Brooks (2006) further suggests that the best way to stop sexual abuse is prevention. However, this may not be achieved if this law remains as it is since it alienates the offenders which makes it hard for them to reform. There is need to come up with innovative approaches that protect all members of the society and not those who are deemed as straight only. Some states like Minnesota include only high risk offenders in their registries. Only law enforcement has access to the records of those who are not in that category. This reduces the vigilantism that targets offenders. Community programs could create channels for the society to understand those convicted of sex offences. Such initiatives will reduce the rate of recidivism and as such, prevent new attacks.

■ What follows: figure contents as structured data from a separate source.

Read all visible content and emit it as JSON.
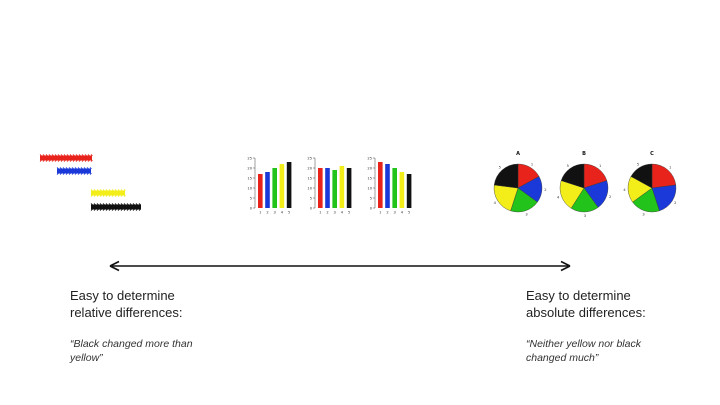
{
  "colors": {
    "red": "#e8231c",
    "blue": "#1b39d8",
    "green": "#22c31a",
    "yellow": "#f3ee1a",
    "black": "#111111"
  },
  "gantt": {
    "bars": [
      {
        "color": "red",
        "start": 0,
        "end": 52
      },
      {
        "color": "blue",
        "start": 17,
        "end": 51
      },
      {
        "color": "yellow",
        "start": 51,
        "end": 85
      },
      {
        "color": "black",
        "start": 51,
        "end": 101
      }
    ]
  },
  "bar_charts": {
    "ylim": [
      0,
      25
    ],
    "yticks": [
      "0",
      "5",
      "10",
      "15",
      "20",
      "25"
    ],
    "categories": [
      "1",
      "2",
      "3",
      "4",
      "5"
    ],
    "series_colors": [
      "red",
      "blue",
      "green",
      "yellow",
      "black"
    ],
    "panels": [
      {
        "values": [
          17,
          18,
          20,
          22,
          23
        ]
      },
      {
        "values": [
          20,
          20,
          19,
          21,
          20
        ]
      },
      {
        "values": [
          23,
          22,
          20,
          18,
          17
        ]
      }
    ]
  },
  "pie_charts": [
    {
      "title": "A",
      "slice_colors": [
        "red",
        "blue",
        "green",
        "yellow",
        "black"
      ],
      "values": [
        17,
        18,
        20,
        22,
        23
      ],
      "slice_labels": [
        "1",
        "2",
        "3",
        "4",
        "5"
      ]
    },
    {
      "title": "B",
      "slice_colors": [
        "red",
        "blue",
        "green",
        "yellow",
        "black"
      ],
      "values": [
        20,
        20,
        19,
        21,
        20
      ],
      "slice_labels": [
        "1",
        "2",
        "3",
        "4",
        "5"
      ]
    },
    {
      "title": "C",
      "slice_colors": [
        "red",
        "blue",
        "green",
        "yellow",
        "black"
      ],
      "values": [
        23,
        22,
        20,
        18,
        17
      ],
      "slice_labels": [
        "1",
        "2",
        "3",
        "4",
        "5"
      ]
    }
  ],
  "left_caption": {
    "line1": "Easy to determine",
    "line2": "relative differences:",
    "quote1": "“Black changed more than",
    "quote2": "yellow”"
  },
  "right_caption": {
    "line1": "Easy to determine",
    "line2": "absolute differences:",
    "quote1": "“Neither yellow nor black",
    "quote2": "changed much”"
  }
}
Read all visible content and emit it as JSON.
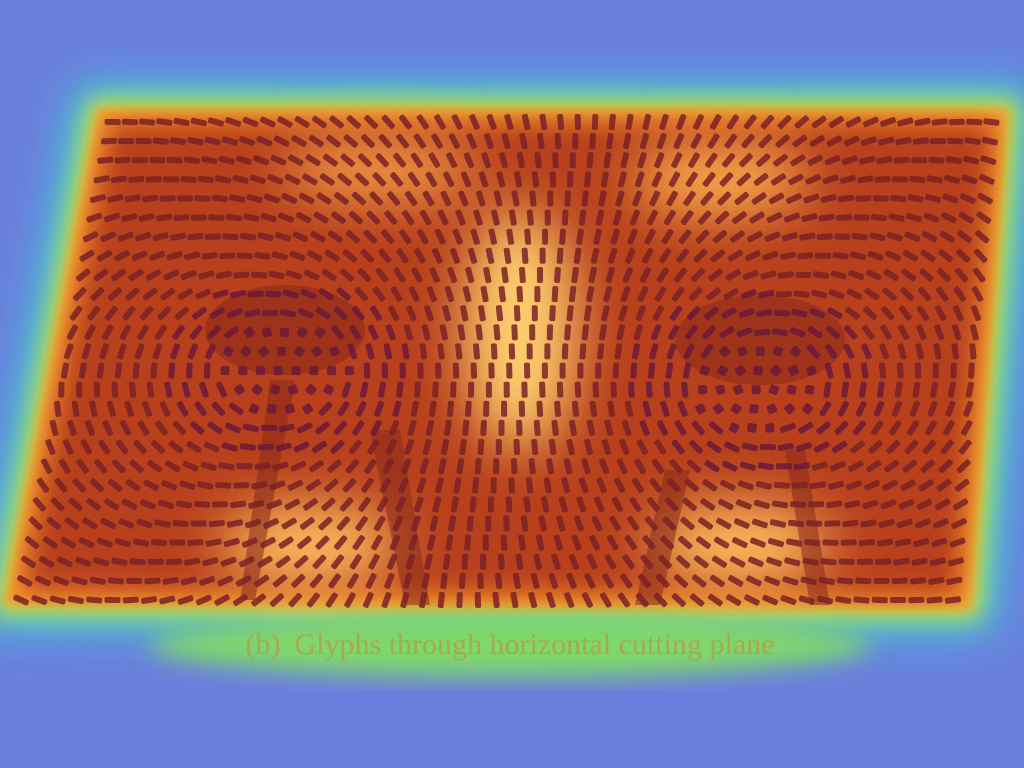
{
  "figure": {
    "label": "(b)",
    "caption": "Glyphs through horizontal cutting plane"
  }
}
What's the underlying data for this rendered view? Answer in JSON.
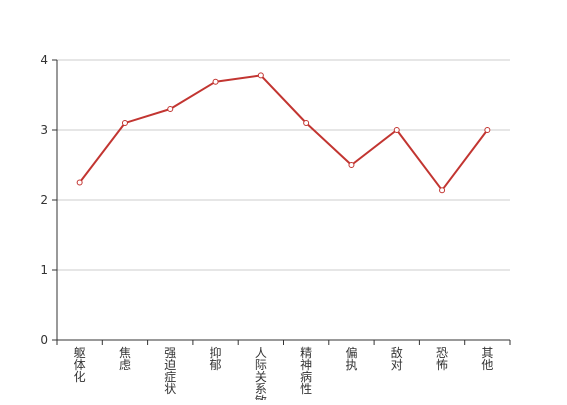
{
  "chart_data": {
    "type": "line",
    "title": "",
    "xlabel": "",
    "ylabel": "",
    "categories": [
      "躯体化",
      "焦虑",
      "强迫症状",
      "抑郁",
      "人际关系敏感",
      "精神病性",
      "偏执",
      "敌对",
      "恐怖",
      "其他"
    ],
    "series": [
      {
        "values": [
          2.25,
          3.1,
          3.3,
          3.69,
          3.78,
          3.1,
          2.5,
          3.0,
          2.14,
          3.0
        ]
      }
    ],
    "ylim": [
      0,
      4
    ],
    "yticks": [
      0,
      1,
      2,
      3,
      4
    ],
    "grid": true,
    "legend": "none",
    "colors": {
      "line": "#c23531",
      "grid": "#cccccc",
      "axis": "#333333",
      "marker_fill": "#ffffff"
    }
  }
}
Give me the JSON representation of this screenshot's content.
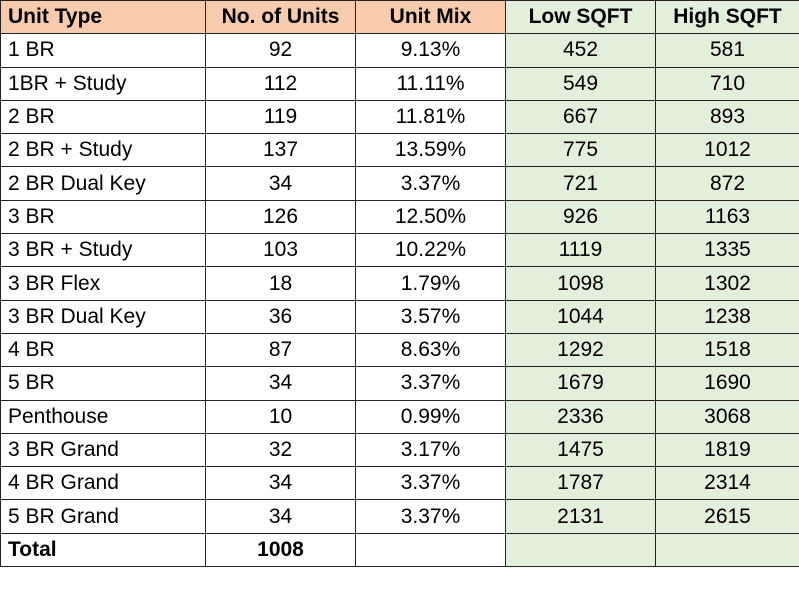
{
  "table": {
    "header": [
      "Unit Type",
      "No. of Units",
      "Unit Mix",
      "Low SQFT",
      "High SQFT"
    ],
    "rows": [
      [
        "1 BR",
        "92",
        "9.13%",
        "452",
        "581"
      ],
      [
        "1BR + Study",
        "112",
        "11.11%",
        "549",
        "710"
      ],
      [
        "2 BR",
        "119",
        "11.81%",
        "667",
        "893"
      ],
      [
        "2 BR + Study",
        "137",
        "13.59%",
        "775",
        "1012"
      ],
      [
        "2 BR Dual Key",
        "34",
        "3.37%",
        "721",
        "872"
      ],
      [
        "3 BR",
        "126",
        "12.50%",
        "926",
        "1163"
      ],
      [
        "3 BR + Study",
        "103",
        "10.22%",
        "1119",
        "1335"
      ],
      [
        "3 BR Flex",
        "18",
        "1.79%",
        "1098",
        "1302"
      ],
      [
        "3 BR Dual Key",
        "36",
        "3.57%",
        "1044",
        "1238"
      ],
      [
        "4 BR",
        "87",
        "8.63%",
        "1292",
        "1518"
      ],
      [
        "5 BR",
        "34",
        "3.37%",
        "1679",
        "1690"
      ],
      [
        "Penthouse",
        "10",
        "0.99%",
        "2336",
        "3068"
      ],
      [
        "3 BR Grand",
        "32",
        "3.17%",
        "1475",
        "1819"
      ],
      [
        "4 BR Grand",
        "34",
        "3.37%",
        "1787",
        "2314"
      ],
      [
        "5 BR Grand",
        "34",
        "3.37%",
        "2131",
        "2615"
      ]
    ],
    "total": [
      "Total",
      "1008"
    ]
  }
}
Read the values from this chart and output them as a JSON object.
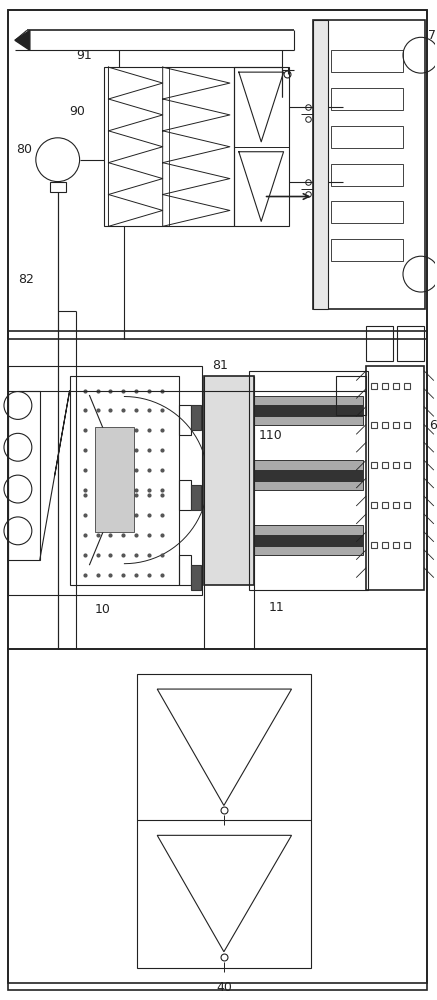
{
  "bg_color": "#ffffff",
  "lc": "#222222",
  "lw": 0.8,
  "lw2": 1.2,
  "figsize": [
    4.37,
    10.0
  ],
  "dpi": 100
}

The consensus is that the punishment for sex offenders has become more punitive as they are not viewed by the majority of the people as human beings deserving of help. In this way, the Law makes it difficult for the rehabilitation of the offender which makes it more counterproductive. The stigma and sometimes violence that the offenders endure is a second punishment which in some cases is not proportional to the crime committed. As such, there is need for the policies to be reviewed with input from professionals being put into consideration as the offenders also have rights. Additionally, well thought out policies will ensure that the society is safer as the recidivism rates will decrease.